I despise you. All of you. You took from me relentlessly, and expected me to treat you as a guest, to treat you with the respect and grace of a good hostess, just because you smiled and joked with me all the while? Bullshit. You deprived me of a bedroom, of any kind of sanctuary or hideout, for three of the most private, confusing, critical years of my adolescence. You drove my dad away, and you constantly made my mom decide between her bond with you and her bond with me. You took money from her pocket that should have gone to my sister’s senior trip or my tuition.

And you laughed and drank and smoked outside of Emily’s window the whole time.

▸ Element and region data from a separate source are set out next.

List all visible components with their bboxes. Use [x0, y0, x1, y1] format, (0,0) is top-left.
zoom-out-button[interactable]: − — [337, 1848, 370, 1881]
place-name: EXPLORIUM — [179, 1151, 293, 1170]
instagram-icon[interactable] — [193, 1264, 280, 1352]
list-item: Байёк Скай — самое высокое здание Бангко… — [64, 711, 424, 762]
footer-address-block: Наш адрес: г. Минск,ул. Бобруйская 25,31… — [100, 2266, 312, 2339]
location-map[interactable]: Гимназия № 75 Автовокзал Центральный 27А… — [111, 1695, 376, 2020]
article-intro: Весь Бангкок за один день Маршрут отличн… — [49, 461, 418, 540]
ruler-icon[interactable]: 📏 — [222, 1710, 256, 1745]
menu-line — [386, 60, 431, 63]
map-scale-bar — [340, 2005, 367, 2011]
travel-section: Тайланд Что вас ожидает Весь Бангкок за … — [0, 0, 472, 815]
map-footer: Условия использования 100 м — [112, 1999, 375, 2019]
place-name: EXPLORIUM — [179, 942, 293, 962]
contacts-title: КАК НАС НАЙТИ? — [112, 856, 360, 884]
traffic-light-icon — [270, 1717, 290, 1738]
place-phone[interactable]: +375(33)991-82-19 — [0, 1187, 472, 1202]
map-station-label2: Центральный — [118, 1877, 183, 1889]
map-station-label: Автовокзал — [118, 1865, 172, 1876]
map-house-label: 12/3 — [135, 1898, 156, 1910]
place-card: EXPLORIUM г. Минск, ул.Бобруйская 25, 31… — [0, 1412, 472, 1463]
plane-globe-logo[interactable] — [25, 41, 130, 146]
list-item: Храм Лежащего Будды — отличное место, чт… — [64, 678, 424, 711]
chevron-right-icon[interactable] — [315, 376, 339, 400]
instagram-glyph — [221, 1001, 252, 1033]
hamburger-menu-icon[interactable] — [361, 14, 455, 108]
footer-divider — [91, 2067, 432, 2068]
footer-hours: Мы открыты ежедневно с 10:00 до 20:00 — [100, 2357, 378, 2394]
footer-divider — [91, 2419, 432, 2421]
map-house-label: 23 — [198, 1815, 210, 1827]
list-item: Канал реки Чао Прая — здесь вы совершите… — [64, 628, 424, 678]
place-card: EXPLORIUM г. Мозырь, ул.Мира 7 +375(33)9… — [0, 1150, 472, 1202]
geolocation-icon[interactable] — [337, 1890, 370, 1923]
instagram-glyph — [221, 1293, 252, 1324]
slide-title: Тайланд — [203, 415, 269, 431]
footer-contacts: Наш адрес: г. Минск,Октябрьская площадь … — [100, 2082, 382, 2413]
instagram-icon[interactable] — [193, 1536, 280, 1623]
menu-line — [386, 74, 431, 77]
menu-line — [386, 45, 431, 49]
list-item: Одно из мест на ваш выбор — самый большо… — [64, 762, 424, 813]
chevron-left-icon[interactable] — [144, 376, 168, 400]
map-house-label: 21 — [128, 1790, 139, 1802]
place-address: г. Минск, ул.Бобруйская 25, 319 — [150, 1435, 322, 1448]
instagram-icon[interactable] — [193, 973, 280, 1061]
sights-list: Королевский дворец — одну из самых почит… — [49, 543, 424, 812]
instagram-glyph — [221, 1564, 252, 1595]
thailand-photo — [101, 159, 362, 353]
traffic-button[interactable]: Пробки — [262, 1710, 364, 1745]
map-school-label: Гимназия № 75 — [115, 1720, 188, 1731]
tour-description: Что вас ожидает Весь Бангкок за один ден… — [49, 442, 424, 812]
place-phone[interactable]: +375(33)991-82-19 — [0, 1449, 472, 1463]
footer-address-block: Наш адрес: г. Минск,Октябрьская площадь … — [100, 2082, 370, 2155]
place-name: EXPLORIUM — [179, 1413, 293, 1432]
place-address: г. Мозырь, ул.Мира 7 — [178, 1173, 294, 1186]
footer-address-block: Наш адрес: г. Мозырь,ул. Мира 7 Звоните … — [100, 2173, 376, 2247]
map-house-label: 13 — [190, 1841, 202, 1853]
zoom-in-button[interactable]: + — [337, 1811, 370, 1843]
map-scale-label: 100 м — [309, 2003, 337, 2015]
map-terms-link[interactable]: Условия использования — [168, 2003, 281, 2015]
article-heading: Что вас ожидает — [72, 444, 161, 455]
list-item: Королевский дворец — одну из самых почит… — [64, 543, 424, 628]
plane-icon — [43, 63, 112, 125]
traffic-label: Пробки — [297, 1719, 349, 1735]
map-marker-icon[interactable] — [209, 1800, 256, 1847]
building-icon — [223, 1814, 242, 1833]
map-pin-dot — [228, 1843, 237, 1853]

Where you are in life is entirely reflective of your own choices. Do not make my mom take responsibility for your mistakes. Stop making excuses. Please get off of the disability checks and guilt trips and just go back to your goddamn job already, because I know you can. Some people can’t. But you abso-fucking-lutely can.

You lost your house. You lost your house to a foreclosure onset by an addict who smoked away your money and onset by your own refusal to show up to work everyday. Or any day. And you’re going to make my mother feel guilty about that? My mother, who raised two responsible, compassionate and hardworking, independent and fucking capable girls and a generous, clever, caring little boy? My mother did everything. She sacrificed for Josh and Emily and me. My father sacrificed for Josh and Emily and me. And you do realize that you have the same roots, the same parents, and the same opportunities that she does?

Do you realize that my mother is not your mother? Did you know that you are not a child? You have no right to act like one, or to liken your situation to mine. You are not twenty anymore. You are not allowed to equalize your hour-long, half-assed job hunt with my mother’s fourteen-hour workday at the office while she’s paying your rent. Do you understand? I believe you when you say you know hardship, I do. But do you know hard work? You are not allowed to talk to me about my trip to Spain and my time abroad because oh-my-god you can’t wait until you get to go when you finally make a paycheck and oh-my-god are you serious? Aren’t you supposed to be putting that money toward adult things, like, I don’t know, FOOD? RENT?

What is family? Are they the people we have to love? I’m talking extended family. Aunts and uncles and cousins who have never done anything but spit black chewing tobacco on your 14th birthday present. So I mean, I don’t have a credit score yet, and I’m still in college, and I don’t pay a gas bill and I’m only 21. But at least I know how to grow the fuck up. I’m a first-generation student who worked her ass off to end up at a top 5 university. I bought myself a car by working 35 hours a week while a full-time student. I mean, I’ve had a job since I was 16. I’ve never not worked since, with the exception of my six months abroad.

I want you to know that I don’t understand you. I do not sympathize with or for you. And you need to know that I do not respect you. But I also need you to know that I love you, very much.